There is a horrible moment in a relationship where you see that your partner doesn’t know who you are. Thinking the way I think, I see this as a sort of projection of sorts from them onto you that they cannot see past. Breaking that down has proven to be impossible and it has caused damage in many instances. They simply see what the see and not the reality. Talking with others about relationships this last few weeks suggests to me that this is a human condition.
Let me give you a couple of examples. For my last partner, I lived in cyberworld, ignoring her and chasing other women. It didn’t matter what I said, or did, this is what she believed. In fact, she still believes it. From my point of view, I work on the computer, I promote books, music and my work and social media is a perfect vehicle to do this. Furthermore, if bored while my partner watched Czech soap opera, I’d rather read CNN. The truth – yes, I could have done less of this and I should have., I should have shown more attention to her I agree. However, what I was doing was legitimate and there was nothing suspicious about it. Example I recall clearly sitting in my office one day trying to write an excruciating white paper when I hear a notification sound and a little box pops up top right on my screen. It was a message from her on messenger. She said ‘I thought you needed to work?’ I replied “I am or was working..why?”…. “On Facebook?” came her response.. The irony will never escape me but it was plain to me that she had a very different view of me than I did and in the end, nothing I said nor did could convince here otherwise…..

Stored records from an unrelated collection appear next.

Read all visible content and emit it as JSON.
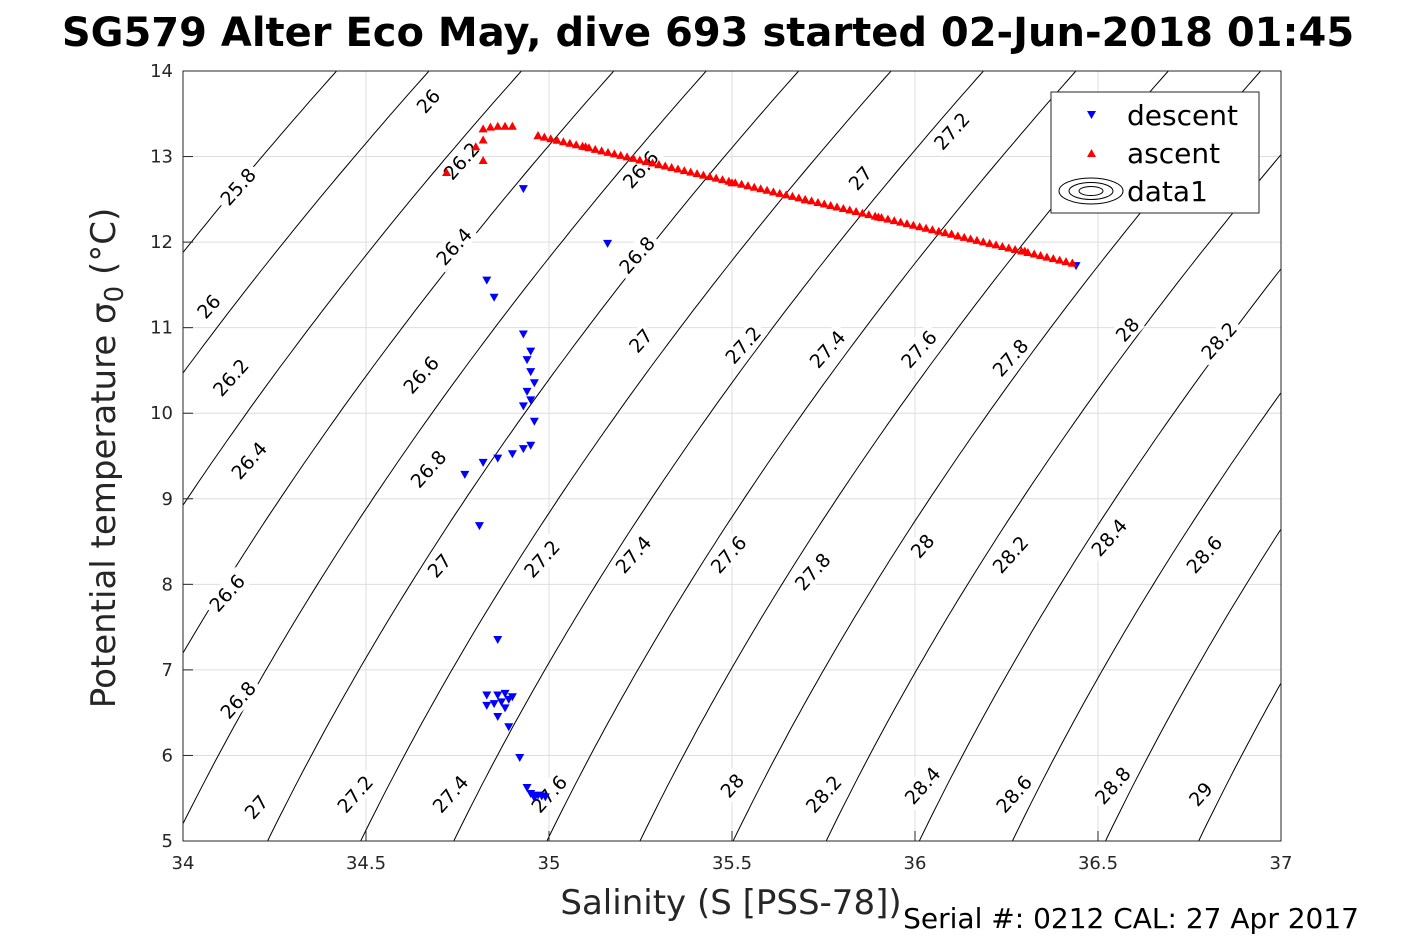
{
  "chart_data": {
    "type": "scatter",
    "title": "SG579 Alter Eco May, dive 693 started 02-Jun-2018 01:45",
    "xlabel": "Salinity (S [PSS-78])",
    "ylabel": "Potential temperature σ₀ (°C)",
    "xlim": [
      34,
      37
    ],
    "ylim": [
      5,
      14
    ],
    "x_ticks": [
      "34",
      "34.5",
      "35",
      "35.5",
      "36",
      "36.5",
      "37"
    ],
    "y_ticks": [
      "5",
      "6",
      "7",
      "8",
      "9",
      "10",
      "11",
      "12",
      "13",
      "14"
    ],
    "grid": true,
    "legend_position": "top-right",
    "legend": [
      "descent",
      "ascent",
      "data1"
    ],
    "series": [
      {
        "name": "descent",
        "marker": "triangle-down",
        "color": "#0000ff",
        "points": [
          [
            34.93,
            12.62
          ],
          [
            35.16,
            11.98
          ],
          [
            34.83,
            11.55
          ],
          [
            34.85,
            11.35
          ],
          [
            34.93,
            10.92
          ],
          [
            34.95,
            10.72
          ],
          [
            34.94,
            10.62
          ],
          [
            34.95,
            10.48
          ],
          [
            34.96,
            10.35
          ],
          [
            34.94,
            10.25
          ],
          [
            34.95,
            10.15
          ],
          [
            34.93,
            10.08
          ],
          [
            34.96,
            9.9
          ],
          [
            34.95,
            9.62
          ],
          [
            34.93,
            9.58
          ],
          [
            34.9,
            9.52
          ],
          [
            34.86,
            9.47
          ],
          [
            34.82,
            9.42
          ],
          [
            34.77,
            9.28
          ],
          [
            34.81,
            8.68
          ],
          [
            34.86,
            7.35
          ],
          [
            34.83,
            6.7
          ],
          [
            34.86,
            6.7
          ],
          [
            34.88,
            6.72
          ],
          [
            34.9,
            6.68
          ],
          [
            34.89,
            6.65
          ],
          [
            34.87,
            6.62
          ],
          [
            34.85,
            6.6
          ],
          [
            34.83,
            6.58
          ],
          [
            34.88,
            6.55
          ],
          [
            34.86,
            6.45
          ],
          [
            34.89,
            6.33
          ],
          [
            34.92,
            5.97
          ],
          [
            34.94,
            5.62
          ],
          [
            34.95,
            5.55
          ],
          [
            34.96,
            5.52
          ],
          [
            34.97,
            5.53
          ],
          [
            34.98,
            5.52
          ],
          [
            34.99,
            5.51
          ],
          [
            34.96,
            5.5
          ],
          [
            36.44,
            11.72
          ]
        ]
      },
      {
        "name": "ascent",
        "marker": "triangle-up",
        "color": "#ff0000",
        "points": [
          [
            34.72,
            12.82
          ],
          [
            34.8,
            13.12
          ],
          [
            34.82,
            13.2
          ],
          [
            34.82,
            12.96
          ],
          [
            34.82,
            13.33
          ],
          [
            34.84,
            13.35
          ],
          [
            34.86,
            13.36
          ],
          [
            34.88,
            13.36
          ],
          [
            34.9,
            13.36
          ],
          [
            34.97,
            13.25
          ],
          [
            35.1,
            13.12
          ],
          [
            35.3,
            12.91
          ],
          [
            35.5,
            12.7
          ],
          [
            35.7,
            12.5
          ],
          [
            35.9,
            12.3
          ],
          [
            36.1,
            12.1
          ],
          [
            36.3,
            11.9
          ],
          [
            36.43,
            11.76
          ]
        ],
        "line_segments": [
          {
            "from": [
              34.97,
              13.25
            ],
            "to": [
              36.43,
              11.76
            ],
            "count": 85
          }
        ]
      }
    ],
    "contours": [
      {
        "label": "25.8",
        "label_positions": [
          [
            34.15,
            12.65
          ]
        ]
      },
      {
        "label": "26",
        "label_positions": [
          [
            34.67,
            13.65
          ],
          [
            34.07,
            11.25
          ]
        ]
      },
      {
        "label": "26.2",
        "label_positions": [
          [
            34.76,
            12.95
          ],
          [
            34.13,
            10.42
          ]
        ]
      },
      {
        "label": "26.4",
        "label_positions": [
          [
            34.74,
            11.95
          ],
          [
            34.18,
            9.45
          ]
        ]
      },
      {
        "label": "26.6",
        "label_positions": [
          [
            35.25,
            12.85
          ],
          [
            34.65,
            10.45
          ],
          [
            34.12,
            7.9
          ]
        ]
      },
      {
        "label": "26.8",
        "label_positions": [
          [
            35.24,
            11.85
          ],
          [
            34.67,
            9.35
          ],
          [
            34.15,
            6.65
          ]
        ]
      },
      {
        "label": "27",
        "label_positions": [
          [
            35.85,
            12.75
          ],
          [
            35.25,
            10.85
          ],
          [
            34.7,
            8.22
          ],
          [
            34.2,
            5.4
          ]
        ]
      },
      {
        "label": "27.2",
        "label_positions": [
          [
            36.1,
            13.3
          ],
          [
            35.53,
            10.8
          ],
          [
            34.98,
            8.3
          ],
          [
            34.47,
            5.55
          ]
        ]
      },
      {
        "label": "27.4",
        "label_positions": [
          [
            35.76,
            10.75
          ],
          [
            35.23,
            8.35
          ],
          [
            34.73,
            5.55
          ]
        ]
      },
      {
        "label": "27.6",
        "label_positions": [
          [
            36.01,
            10.75
          ],
          [
            35.49,
            8.35
          ],
          [
            35.0,
            5.55
          ]
        ]
      },
      {
        "label": "27.8",
        "label_positions": [
          [
            36.26,
            10.65
          ],
          [
            35.72,
            8.15
          ]
        ]
      },
      {
        "label": "28",
        "label_positions": [
          [
            36.58,
            10.98
          ],
          [
            36.02,
            8.45
          ],
          [
            35.5,
            5.65
          ]
        ]
      },
      {
        "label": "28.2",
        "label_positions": [
          [
            36.83,
            10.85
          ],
          [
            36.26,
            8.35
          ],
          [
            35.75,
            5.55
          ]
        ]
      },
      {
        "label": "28.4",
        "label_positions": [
          [
            36.53,
            8.55
          ],
          [
            36.02,
            5.65
          ]
        ]
      },
      {
        "label": "28.6",
        "label_positions": [
          [
            36.79,
            8.35
          ],
          [
            36.27,
            5.55
          ]
        ]
      },
      {
        "label": "28.8",
        "label_positions": [
          [
            36.54,
            5.65
          ]
        ]
      },
      {
        "label": "29",
        "label_positions": [
          [
            36.78,
            5.55
          ]
        ]
      }
    ]
  },
  "footer": "Serial #: 0212  CAL: 27 Apr 2017"
}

My first wife is convinced I am rich. When we got divorced I offered a really great deal – far too good as I realize now. She didn’t accept it but instead hired a lawyer to go find the missing Vasey millions I had stashed away somewhere. Even now, 11-years later, she tells everyone how rich I am. It doesn’t matter even if I sat with a paper and pencil and went through all my ins and outs, she would believe me to be lying! My income has steadily declined since I left her and so has my appetite for money.
It makes me wonder what kind of things I am projecting onto people – how little I know them as they really are and not how I see them.
I know one thing, once someone decides they have you down – whatever you say, do or think makes no difference. Any thoughts out there on how you break these world creations down?